Until now, with Lambda.

I defined (and committed to the repo) a buildspec.yml file, and the commands in the build section show what I am tidying up:

version: 0.2
phases:
  build:
    commands:
      - rm -f buildspec.yml .htmllintrc .pre-commit-config.yaml package-lock.json package.json
      - rm -rf .git

Yes, the buildspec.yml file is one of the files I don’t want to publish.

Time to change the Pipeline order, and include a Build stage that created a new output artifact based upon that. The above buildspec.yml file then has an additional section at the end:

artifacts:
  files:
    - '**/*'

This the code Build job config, we define a new name for the output artifacts, int his case I called it “TidySource”.However there was an issue with the output artifact from this.

When CodeCommit triggers a build, it makes a single artifact available to the pipeline: the ZIP contents from the repo, in an S3 Bucket for the pipeline. The format of this object’s key (name) is:

s3://codepipeline-${REGION}-{$ID}/${PIPELINENAME}/SourceArti/${BUILDID}

The original S3 Deployer in CodePipeline understood that, and gave you the option to decompress the object (zip file) when it put it in the configured destination bucket.

CodeBuild supports multiple artifacts, and its format for the output object defined from the buildspec is:

s3://codepipeline-${REGION}-{$ID}/${PIPELINENAME}/SourceArti/${BUILDID}/${CODEBUILDID}

As such, S3 Deployer would then look for the object that should match the first syntax, and fails.

Hmmm.

OK, I had one more niggle about the s3 deployer: it doesn’t tidy up. If you delete something from your repo, the S3 deploy does not delete from the deployment location – it just unpacks over the top, leaving previously deployed files in place.

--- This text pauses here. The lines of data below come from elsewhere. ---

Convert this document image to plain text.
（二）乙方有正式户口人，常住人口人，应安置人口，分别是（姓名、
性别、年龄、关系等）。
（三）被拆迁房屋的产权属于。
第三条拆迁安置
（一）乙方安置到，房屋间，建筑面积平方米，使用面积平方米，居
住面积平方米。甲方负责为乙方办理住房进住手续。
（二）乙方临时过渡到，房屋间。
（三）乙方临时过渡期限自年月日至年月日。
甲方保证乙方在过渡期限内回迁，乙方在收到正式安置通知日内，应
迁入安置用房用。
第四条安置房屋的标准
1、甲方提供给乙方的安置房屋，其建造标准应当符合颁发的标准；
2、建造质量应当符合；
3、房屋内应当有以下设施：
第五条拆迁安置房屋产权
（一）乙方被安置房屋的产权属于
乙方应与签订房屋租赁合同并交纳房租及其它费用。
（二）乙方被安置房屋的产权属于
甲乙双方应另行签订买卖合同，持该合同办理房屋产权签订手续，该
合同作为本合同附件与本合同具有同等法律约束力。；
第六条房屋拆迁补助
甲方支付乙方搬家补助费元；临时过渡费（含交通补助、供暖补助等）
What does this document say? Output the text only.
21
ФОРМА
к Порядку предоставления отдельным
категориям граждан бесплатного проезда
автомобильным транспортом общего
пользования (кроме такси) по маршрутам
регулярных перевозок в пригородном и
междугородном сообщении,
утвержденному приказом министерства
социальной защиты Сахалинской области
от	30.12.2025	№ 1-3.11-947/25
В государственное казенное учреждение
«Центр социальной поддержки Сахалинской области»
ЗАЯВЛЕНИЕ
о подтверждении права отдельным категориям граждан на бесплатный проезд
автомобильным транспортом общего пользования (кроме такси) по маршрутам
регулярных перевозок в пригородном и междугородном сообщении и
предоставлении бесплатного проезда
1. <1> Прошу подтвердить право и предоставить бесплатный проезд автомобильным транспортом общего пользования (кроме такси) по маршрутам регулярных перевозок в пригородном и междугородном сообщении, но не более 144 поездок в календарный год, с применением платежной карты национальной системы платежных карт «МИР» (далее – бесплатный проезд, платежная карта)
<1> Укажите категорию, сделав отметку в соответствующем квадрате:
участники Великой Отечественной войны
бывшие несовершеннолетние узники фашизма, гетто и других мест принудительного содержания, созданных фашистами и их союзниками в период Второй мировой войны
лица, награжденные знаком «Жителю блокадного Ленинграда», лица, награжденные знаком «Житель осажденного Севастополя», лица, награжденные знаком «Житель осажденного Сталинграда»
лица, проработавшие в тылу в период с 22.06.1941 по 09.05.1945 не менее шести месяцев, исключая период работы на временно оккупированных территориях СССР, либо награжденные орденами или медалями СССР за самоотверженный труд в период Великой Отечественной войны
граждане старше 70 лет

So my last change was to ditch both the output artifact from code build, and the original S3 deployer itself, and use the trusty aws s3 sync command, and a few variables in the code pipeline:

- aws s3 --region $AWS_REGION sync . s3://${S3DeployBucket}/${S3DeployPrefix}/ --delete

So the pipeline now looks like:

You can view the resulting web site at https://cv.jamesbromberger.com/. If you read the footnotes here it will tell you about some of the pipeline. Now I have a new place to play in – automating some of the framework management via NPM during the build phase, and running a few sed commands to update resulting paths in HTML content.

But my big wins are:

You can’t hit https://cv.jamesbromberger.com/.htmllintrc any more (not that there was anything secure in there, but I like to be… tidy)
Older versions of frameworks (bootstrap) are no longer lying around in /assets/bootstrap-${version}/.
Its not costing me more timer or money when doing this tidy up, thanks to Lambda.